- When I stepped into the hallway this morning, en route to purchase coffee, I got hit by football. Apparently I got in the middle of “going long.”
- I couldn't start my movie about mining companies in Kentucky because the hockey players in fourth hour (there are eight) would not stop yelling, “He farted on me! He farted on me!”
- One of my fourth-hour cherubs tried to go to an English class next door instead of mine, and my pal Rachel had to walk him back over.
- When she walked in with him in tow, the class was busy yelling about the farting.
- When the mining protest songs started in the movie, the kids warbled along. They also yelled at the screen about how the women who were singing actually looked like men.
- My Christmas card from Maddie read, “Have a pimpin’ HOLIDAYZ, Ms. W. You are my fav-o-rite teacher evurrr.”
- The thesis statement in essay test I graded during the mining songs began, “Ok.
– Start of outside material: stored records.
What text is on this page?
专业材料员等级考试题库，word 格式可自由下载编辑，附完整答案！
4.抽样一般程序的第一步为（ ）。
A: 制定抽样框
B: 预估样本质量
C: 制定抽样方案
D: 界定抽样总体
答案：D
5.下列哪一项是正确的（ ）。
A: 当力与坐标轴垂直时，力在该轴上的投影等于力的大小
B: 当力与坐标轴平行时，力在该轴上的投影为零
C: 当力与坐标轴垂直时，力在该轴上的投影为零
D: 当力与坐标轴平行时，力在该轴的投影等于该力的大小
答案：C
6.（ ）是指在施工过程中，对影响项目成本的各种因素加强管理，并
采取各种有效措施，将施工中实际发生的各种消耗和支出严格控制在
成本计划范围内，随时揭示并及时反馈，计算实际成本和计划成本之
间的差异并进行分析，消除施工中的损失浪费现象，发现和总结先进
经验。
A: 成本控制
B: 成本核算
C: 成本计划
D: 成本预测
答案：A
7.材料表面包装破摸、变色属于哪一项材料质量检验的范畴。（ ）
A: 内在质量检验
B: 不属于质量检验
First of all, this question is retarded.”
No sooner had I finally breathed a sigh of relief and packed up my load of papers at the end of the day, when a girl came in and said, “Um? Ms. W? There’s a huge fight going on outside.” I called the office, and then hurried outside just in time to see one of the fighters remove her belt and begin to whip her opponent.
If you think I was going to get in the middle of that one, you have another thing coming.